Find the median of N^2 elements( large scale )

321 views Asked by At

The question is like this: Assume we have N machines, and each machine store and can manipulate its N elements, then, how can we find the median of all the N^2 elements in the lowest cost?

It really bothers me much, hope to get answer from you guys, thanks!

Sorry I just write it down too simple. The elements stored in each machine is random, and have no order. And the cost contains I/O cost, as well as communication between machines, RAM, time everything should be considered too. I just want to find the most efficient way to get the median.

These are some solutions I have come up with:

  1. use external sort like merge sort or something else, and find the median.
  2. use bucket sort, divide all the elements into X consecutive buckets according to its value, and so we can decide which bucket the median is in. Scan the bucket and we will get the median.
  3. I think the finding kth number in O(N) algorithm in "Introduction to Algorithms" should work here?

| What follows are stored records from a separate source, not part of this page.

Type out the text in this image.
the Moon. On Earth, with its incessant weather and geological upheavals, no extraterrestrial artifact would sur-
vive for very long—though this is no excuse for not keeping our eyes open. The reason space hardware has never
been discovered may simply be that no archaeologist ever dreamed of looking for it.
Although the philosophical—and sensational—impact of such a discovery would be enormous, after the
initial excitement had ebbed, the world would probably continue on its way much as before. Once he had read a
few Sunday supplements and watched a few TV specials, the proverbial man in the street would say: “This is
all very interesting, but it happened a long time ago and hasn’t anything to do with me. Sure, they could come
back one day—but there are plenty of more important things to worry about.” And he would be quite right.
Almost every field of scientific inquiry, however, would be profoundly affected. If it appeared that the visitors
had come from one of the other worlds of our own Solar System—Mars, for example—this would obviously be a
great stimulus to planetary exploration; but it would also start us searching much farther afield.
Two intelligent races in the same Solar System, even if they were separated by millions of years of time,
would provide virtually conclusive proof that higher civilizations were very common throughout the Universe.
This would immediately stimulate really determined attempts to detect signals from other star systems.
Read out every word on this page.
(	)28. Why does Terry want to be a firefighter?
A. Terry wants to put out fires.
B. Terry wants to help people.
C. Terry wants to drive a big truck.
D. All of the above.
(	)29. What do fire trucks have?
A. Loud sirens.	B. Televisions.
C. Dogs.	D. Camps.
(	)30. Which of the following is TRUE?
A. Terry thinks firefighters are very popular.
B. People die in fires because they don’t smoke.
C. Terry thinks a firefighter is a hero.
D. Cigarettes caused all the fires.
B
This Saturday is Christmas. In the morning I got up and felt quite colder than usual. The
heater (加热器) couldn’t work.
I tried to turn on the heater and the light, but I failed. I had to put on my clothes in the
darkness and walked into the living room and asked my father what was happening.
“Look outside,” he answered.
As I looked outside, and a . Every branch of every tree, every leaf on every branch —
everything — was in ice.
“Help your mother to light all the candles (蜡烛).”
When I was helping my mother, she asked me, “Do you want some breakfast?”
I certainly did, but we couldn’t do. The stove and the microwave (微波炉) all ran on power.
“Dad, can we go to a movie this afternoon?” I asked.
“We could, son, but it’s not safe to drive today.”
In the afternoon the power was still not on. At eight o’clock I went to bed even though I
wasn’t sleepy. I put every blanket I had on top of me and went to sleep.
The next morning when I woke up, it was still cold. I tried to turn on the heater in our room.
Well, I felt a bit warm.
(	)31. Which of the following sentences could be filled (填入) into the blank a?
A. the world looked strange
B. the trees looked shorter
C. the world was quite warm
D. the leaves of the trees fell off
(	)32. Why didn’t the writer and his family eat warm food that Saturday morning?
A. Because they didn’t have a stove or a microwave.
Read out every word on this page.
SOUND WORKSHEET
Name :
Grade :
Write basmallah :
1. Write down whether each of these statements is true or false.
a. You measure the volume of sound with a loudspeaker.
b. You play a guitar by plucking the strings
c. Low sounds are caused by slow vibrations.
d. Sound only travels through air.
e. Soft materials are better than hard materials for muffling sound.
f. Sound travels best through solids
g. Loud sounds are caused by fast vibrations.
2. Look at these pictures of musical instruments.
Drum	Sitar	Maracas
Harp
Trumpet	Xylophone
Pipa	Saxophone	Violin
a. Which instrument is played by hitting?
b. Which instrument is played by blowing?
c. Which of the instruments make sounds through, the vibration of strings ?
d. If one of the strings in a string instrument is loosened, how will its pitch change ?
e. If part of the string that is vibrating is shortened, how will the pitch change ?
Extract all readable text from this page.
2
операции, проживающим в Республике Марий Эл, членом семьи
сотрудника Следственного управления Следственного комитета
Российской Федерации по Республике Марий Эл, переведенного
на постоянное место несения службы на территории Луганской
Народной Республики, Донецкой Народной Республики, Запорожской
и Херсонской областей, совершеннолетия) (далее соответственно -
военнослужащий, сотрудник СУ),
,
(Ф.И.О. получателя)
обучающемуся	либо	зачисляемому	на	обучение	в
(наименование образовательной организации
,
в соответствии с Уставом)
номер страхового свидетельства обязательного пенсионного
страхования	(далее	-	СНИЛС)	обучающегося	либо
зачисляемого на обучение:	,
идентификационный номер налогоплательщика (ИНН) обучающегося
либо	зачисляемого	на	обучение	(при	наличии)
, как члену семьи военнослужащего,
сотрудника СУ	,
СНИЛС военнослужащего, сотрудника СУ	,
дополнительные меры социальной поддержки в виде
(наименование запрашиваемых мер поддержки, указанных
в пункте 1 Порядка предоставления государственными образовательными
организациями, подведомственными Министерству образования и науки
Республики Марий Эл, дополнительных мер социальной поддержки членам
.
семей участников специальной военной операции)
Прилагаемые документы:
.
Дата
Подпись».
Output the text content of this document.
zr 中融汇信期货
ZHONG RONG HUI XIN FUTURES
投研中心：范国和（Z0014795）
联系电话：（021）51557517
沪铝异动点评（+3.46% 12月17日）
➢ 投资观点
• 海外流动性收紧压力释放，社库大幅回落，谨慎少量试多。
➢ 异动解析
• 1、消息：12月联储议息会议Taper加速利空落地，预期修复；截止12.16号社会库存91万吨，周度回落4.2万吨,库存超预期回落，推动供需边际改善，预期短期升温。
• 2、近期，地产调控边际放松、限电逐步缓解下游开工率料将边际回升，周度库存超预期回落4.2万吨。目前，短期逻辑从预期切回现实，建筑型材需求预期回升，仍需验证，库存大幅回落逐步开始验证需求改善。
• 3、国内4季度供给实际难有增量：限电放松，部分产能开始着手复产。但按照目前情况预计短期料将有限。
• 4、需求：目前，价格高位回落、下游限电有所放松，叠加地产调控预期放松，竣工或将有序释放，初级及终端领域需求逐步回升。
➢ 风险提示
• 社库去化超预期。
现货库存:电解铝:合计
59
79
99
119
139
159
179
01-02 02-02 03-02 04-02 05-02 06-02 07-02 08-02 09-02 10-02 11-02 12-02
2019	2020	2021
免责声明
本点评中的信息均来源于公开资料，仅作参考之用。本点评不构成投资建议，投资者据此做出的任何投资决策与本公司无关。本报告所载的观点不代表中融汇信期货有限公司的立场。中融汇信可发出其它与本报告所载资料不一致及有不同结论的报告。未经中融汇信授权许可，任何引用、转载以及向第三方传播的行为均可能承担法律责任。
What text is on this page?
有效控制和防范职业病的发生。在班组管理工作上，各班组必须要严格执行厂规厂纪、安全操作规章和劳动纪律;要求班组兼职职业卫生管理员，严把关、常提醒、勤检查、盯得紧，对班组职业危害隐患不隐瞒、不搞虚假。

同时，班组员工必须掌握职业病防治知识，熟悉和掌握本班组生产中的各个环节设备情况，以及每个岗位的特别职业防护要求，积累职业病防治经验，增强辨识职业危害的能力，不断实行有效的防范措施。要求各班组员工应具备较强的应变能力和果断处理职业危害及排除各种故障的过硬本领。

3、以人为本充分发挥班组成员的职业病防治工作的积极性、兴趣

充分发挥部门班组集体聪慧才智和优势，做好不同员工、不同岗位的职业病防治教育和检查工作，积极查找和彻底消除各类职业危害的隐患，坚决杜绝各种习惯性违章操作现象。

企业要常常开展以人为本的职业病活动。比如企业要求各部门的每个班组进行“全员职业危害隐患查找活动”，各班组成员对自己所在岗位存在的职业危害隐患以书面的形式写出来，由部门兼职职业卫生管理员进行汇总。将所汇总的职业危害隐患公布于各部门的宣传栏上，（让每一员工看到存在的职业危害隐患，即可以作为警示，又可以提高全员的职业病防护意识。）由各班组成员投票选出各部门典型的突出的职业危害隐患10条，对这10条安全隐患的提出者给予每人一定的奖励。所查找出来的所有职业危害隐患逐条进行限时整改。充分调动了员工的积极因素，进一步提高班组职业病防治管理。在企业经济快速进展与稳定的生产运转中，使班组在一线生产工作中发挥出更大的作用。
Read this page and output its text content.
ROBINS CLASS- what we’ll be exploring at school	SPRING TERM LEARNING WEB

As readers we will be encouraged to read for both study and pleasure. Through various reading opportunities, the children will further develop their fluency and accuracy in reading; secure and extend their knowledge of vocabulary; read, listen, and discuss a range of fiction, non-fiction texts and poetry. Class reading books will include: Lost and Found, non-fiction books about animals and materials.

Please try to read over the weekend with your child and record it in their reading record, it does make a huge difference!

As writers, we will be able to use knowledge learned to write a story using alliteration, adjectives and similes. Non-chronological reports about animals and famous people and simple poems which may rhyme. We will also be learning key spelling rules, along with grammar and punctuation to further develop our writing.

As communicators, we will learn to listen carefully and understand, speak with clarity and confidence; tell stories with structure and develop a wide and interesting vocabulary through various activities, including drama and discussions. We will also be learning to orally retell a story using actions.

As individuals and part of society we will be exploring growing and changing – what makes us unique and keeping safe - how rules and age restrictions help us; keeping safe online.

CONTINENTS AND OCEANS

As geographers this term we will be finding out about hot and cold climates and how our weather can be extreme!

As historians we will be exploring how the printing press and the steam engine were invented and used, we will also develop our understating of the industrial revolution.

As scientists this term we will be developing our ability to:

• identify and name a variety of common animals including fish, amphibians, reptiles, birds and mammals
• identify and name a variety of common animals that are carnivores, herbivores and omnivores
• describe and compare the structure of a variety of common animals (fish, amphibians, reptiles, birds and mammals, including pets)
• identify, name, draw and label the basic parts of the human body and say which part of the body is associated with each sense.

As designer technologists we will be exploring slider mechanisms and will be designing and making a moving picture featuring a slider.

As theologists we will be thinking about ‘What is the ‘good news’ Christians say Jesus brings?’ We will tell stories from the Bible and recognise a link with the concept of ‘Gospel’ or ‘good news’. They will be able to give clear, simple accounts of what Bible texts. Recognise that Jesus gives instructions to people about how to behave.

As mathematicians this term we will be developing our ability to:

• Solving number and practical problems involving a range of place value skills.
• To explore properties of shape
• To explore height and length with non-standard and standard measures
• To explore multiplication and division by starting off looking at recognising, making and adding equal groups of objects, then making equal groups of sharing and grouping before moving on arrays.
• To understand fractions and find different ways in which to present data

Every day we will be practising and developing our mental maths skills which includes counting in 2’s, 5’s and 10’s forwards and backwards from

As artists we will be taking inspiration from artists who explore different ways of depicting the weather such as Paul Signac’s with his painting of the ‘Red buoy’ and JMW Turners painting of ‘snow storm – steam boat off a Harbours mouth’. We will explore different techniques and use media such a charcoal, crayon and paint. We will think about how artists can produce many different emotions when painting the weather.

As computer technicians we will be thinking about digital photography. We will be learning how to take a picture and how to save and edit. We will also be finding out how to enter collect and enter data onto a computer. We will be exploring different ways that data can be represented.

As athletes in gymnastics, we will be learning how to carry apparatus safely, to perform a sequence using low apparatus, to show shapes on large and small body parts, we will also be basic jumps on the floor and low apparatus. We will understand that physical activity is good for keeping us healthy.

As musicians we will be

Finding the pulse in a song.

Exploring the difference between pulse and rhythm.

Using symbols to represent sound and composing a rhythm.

But still, all these solutions need an extra machine to do the job. I'm wondering whether there is a way that we can only use these N machines to get the median?

Thanks!

3

There are 3 answers

0
ElKamina On
Step 1: Sort the numbers at each machine individually
Step 2: Send the median at each machine to a central place
Step 3: Sort the medians and send it to each machine
Step 4: For each element in the sorted medians calculate the rank at machine level
Step 5: Calculate the rank of each element over all machines (just sum the rank)
Step 6: Find two elements in the sorted medians between which the global median exists
Step 7: For the next iteration consider only elements between those two medians 
        and repeat the whole thing again

In the worst case all the remaining elements in the second iteration will be on a single machine.

Complexity: Pretty sure it is O(nlogn) (i.e. including palatalization it can be O(n^2logn)

0
Lou Franco On

Can you estimate it rather than get it exactly?

If so, pick a constant K and fit a K-coefficient polynomial to the data on each machine, send the coefficients to a central machine that adds them and then finds the median by

  1. Integrating the curve over the range to find the area under the curve
  2. Doing a root-finding algorithm to find the point that splits the area in half.

The bigger K is, the less error there will be. The smaller K is, the more efficient it will be.

5
John Fisher On

You'll need to have a process that counts all the values (total across all the stores). Pick the middle index. Adjust the index to be an offset from the start of items on the appropriate machine. Ask that machine to sort the items and return the value for that index.